NICE Shares Gain on Strong AI Revenue Growth and $600M Buyback Plan

NICE Ltd shares advanced in premarket trading following robust fourth-quarter results, highlighted by a 66% surge in AI-related recurring revenue. The cloud software firm also unveiled a new $600 million stock buyback authorization.

James Calloway · · · 3 min read · 0 views
NICE Shares Gain on Strong AI Revenue Growth and $600M Buyback Plan

Shares of NICE Ltd moved higher in premarket activity on Friday, extending gains after the company released financial results that demonstrated accelerating momentum in its artificial intelligence offerings.
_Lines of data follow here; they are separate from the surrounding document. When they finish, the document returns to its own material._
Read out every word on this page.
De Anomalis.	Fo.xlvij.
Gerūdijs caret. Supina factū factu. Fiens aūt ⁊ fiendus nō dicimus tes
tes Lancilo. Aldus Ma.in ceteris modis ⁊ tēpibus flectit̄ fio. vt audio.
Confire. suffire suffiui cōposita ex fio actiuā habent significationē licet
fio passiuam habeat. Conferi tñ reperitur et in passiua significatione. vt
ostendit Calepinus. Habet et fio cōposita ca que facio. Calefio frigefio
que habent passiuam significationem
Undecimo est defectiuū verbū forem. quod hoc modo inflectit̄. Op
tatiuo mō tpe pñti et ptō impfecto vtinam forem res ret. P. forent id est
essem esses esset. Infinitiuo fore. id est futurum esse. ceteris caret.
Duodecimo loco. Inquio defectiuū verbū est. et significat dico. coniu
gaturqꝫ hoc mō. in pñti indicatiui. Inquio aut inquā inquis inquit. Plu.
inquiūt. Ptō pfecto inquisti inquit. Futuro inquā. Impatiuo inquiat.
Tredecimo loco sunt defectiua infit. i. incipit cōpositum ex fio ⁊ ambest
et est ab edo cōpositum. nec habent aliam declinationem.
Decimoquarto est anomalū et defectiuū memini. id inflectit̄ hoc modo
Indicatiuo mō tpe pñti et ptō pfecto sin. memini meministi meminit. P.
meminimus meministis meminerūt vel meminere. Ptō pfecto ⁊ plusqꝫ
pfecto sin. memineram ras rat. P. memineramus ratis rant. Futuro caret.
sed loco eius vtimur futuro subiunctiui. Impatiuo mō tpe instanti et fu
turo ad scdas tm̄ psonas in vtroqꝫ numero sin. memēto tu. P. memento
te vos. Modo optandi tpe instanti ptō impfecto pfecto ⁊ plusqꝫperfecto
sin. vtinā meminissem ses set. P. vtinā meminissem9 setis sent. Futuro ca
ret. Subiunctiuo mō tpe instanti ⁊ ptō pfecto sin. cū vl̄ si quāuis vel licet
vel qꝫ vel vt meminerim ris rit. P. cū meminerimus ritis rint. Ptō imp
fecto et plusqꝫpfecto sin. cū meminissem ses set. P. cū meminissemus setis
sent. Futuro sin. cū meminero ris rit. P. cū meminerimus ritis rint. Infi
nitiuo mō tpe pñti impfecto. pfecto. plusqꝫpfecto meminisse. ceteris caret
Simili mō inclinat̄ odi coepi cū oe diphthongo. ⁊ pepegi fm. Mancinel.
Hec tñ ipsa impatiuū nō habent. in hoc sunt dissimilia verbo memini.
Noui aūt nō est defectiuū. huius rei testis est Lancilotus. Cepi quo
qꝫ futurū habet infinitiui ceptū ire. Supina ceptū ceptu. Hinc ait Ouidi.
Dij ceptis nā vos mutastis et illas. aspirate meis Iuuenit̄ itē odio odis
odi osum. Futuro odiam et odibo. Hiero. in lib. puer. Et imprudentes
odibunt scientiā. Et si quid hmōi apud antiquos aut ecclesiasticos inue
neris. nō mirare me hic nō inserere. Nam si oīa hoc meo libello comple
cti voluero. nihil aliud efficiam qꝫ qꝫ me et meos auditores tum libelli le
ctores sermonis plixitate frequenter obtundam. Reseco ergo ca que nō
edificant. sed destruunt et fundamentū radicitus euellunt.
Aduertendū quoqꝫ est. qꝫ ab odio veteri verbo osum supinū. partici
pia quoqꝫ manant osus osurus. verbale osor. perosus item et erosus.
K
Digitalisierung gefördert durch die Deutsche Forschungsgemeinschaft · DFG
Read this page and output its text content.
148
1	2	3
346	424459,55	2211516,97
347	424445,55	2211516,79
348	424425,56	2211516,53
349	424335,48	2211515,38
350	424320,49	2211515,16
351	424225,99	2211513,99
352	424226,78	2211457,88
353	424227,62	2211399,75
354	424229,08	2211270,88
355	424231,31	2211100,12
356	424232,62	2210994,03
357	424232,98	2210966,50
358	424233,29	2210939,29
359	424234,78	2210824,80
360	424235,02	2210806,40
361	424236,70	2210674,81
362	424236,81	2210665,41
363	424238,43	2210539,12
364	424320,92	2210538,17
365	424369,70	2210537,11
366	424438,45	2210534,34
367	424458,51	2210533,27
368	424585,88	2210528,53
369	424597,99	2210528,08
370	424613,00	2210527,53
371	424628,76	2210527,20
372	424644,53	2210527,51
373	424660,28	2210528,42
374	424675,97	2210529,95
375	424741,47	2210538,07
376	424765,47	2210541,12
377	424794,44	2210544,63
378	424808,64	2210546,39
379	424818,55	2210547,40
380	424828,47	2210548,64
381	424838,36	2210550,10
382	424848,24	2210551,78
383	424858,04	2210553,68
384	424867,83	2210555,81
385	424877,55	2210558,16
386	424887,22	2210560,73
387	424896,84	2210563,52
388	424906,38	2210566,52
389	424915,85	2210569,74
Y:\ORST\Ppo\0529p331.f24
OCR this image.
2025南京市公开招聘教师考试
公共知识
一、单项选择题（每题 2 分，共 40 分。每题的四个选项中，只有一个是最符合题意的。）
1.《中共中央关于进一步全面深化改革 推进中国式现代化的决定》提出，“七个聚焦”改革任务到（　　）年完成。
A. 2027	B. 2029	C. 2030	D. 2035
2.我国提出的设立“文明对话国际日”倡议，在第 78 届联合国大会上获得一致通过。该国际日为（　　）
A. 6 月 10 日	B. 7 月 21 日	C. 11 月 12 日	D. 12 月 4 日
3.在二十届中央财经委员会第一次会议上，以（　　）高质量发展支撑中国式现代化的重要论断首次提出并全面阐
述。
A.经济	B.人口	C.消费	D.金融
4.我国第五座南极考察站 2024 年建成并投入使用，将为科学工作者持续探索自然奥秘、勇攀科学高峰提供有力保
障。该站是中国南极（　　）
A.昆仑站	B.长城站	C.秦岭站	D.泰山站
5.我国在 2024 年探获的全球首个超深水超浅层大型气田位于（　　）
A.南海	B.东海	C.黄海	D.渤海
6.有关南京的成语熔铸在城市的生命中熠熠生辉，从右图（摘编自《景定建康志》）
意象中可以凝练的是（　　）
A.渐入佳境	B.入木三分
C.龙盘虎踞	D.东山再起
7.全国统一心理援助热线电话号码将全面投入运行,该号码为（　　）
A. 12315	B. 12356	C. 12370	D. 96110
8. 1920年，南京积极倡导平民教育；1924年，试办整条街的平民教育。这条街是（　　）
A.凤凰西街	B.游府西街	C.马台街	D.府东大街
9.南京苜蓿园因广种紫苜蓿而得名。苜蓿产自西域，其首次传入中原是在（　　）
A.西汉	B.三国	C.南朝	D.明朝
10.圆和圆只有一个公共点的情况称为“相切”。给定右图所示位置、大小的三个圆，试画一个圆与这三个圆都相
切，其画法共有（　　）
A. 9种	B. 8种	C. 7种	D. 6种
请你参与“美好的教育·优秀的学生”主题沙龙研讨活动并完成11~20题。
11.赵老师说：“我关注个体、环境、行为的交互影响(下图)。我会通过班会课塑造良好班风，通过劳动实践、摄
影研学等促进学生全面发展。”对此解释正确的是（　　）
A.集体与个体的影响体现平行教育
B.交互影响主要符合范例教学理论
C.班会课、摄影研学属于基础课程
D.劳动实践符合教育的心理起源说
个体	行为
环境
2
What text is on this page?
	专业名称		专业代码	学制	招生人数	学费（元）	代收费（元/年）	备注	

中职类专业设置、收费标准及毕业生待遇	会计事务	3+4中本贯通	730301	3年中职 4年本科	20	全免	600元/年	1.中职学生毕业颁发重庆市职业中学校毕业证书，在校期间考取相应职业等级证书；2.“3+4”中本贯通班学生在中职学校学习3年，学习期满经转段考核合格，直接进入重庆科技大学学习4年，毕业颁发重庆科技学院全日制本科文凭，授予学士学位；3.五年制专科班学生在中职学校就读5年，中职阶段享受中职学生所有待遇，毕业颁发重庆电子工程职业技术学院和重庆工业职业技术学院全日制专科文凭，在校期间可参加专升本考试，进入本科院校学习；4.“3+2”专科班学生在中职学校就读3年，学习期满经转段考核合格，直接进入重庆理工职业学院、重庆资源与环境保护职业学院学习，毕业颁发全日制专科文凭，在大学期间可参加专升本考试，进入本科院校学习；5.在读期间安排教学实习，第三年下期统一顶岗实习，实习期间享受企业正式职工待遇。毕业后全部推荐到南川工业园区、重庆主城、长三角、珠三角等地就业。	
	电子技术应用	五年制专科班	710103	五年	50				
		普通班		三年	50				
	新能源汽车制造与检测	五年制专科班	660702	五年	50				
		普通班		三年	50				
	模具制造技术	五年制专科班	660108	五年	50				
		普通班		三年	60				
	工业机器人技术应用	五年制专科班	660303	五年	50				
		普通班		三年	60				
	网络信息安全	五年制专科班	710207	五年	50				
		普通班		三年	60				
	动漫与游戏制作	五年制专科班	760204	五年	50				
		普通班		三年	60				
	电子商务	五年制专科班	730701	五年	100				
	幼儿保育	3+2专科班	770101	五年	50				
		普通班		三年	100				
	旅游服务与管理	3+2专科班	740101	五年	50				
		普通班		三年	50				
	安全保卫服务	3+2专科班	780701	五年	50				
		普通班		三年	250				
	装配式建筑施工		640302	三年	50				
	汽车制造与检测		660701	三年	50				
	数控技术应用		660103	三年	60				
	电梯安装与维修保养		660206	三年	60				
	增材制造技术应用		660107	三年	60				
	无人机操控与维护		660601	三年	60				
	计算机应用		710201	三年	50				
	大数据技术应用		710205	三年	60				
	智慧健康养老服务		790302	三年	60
The customer experience software provider reported substantial growth in both profitability and key subscription metrics for the final quarter of its fiscal year.

Financial Performance and Guidance

For the fourth quarter, NICE recorded a net profit of $150.6 million, representing a significant increase from the $99.5 million reported during the same period last year. This translated to earnings of $2.41 per share on a GAAP basis. On an adjusted basis, which excludes certain non-cash expenses, earnings came in at $3.24 per share.

The company's cloud revenue segment, a critical growth driver, expanded by 14% during the quarter. Looking ahead to the full 2026 fiscal year, management provided revenue guidance in the range of $3.17 billion to $3.19 billion. Adjusted earnings per share are projected to fall between $10.85 and $11.05. Cloud revenue growth is expected to maintain its trajectory, with forecasts calling for an increase of 14.5% to 15%.

AI Metrics and Market Position

A standout element of the report was the performance of NICE's artificial intelligence products. Annual recurring revenue specifically tied to AI subscriptions soared by 66% year-over-year to reach $328 million. The company's cloud backlog, representing contracted revenue not yet recognized, finished the year 25% higher. Chief Executive Officer Scott Russell characterized the period as "a strong fourth quarter" and pointed to "accelerating AI momentum" across the business.

NICE operates in the competitive cloud software market for customer service management and financial crime compliance. Its primary competitors include specialized firms like Five9 and RingCentral, alongside larger technology platforms that are increasingly integrating AI and automation tools into their offerings. The company's results suggest it is successfully differentiating its AI capabilities in a crowded marketplace.

Capital Allocation and Balance Sheet

The board of directors approved a new share repurchase program authorizing up to $600 million in buybacks. This authorization increases the company's total remaining repurchase capacity to approximately $1 billion. However, the program cannot commence until after the release of the audited annual report for the 2025 fiscal year.

NICE concluded the year with a strong financial position, holding $417.4 million in cash and short-term investments while carrying no debt. The company also recently secured a $300 million revolving credit facility that extends through February 2029, providing additional financial flexibility.

Analyst Reaction and Market Context

Following the earnings release, several Wall Street firms adjusted their price targets while maintaining generally positive ratings. RBC Capital Markets reduced its target to $150 from $175 but kept its Outperform recommendation. Similarly, Morgan Stanley trimmed its target to $148 from $160 while sustaining an Overweight rating. These adjustments reflect a broader market reassessment of software valuations rather than company-specific concerns.

The positive premarket movement follows a substantial 13.25% rally in the previous trading session, which closed with shares at $111.55. The company's financial update was formally submitted to the U.S. Securities and Exchange Commission via a Form 6-K filing dated February 19.

Strategic Considerations and Risks

Despite projecting higher revenue for the coming year, NICE anticipates a slight decline in adjusted profitability. This dynamic may increase scrutiny on the company's expense management and operational efficiency. The technology sector faces macroeconomic headwinds that could impact enterprise spending on large software deals. Additionally, competitive pressure in the AI space could lead to pricing challenges as customers evaluate multiple solutions.

The company's ability to maintain its cloud growth targets while navigating these potential obstacles will be closely watched by investors. The significant investment in AI appears to be delivering measurable results in recurring revenue, a key metric for software-as-a-service businesses. The substantial share repurchase authorization signals management's confidence in the company's long-term value proposition and commitment to returning capital to shareholders.

This article is for informational purposes only and does not constitute financial advice or a recommendation to buy or sell any security. Market data may be delayed. Always conduct your own research and consult a licensed financial advisor before making investment decisions.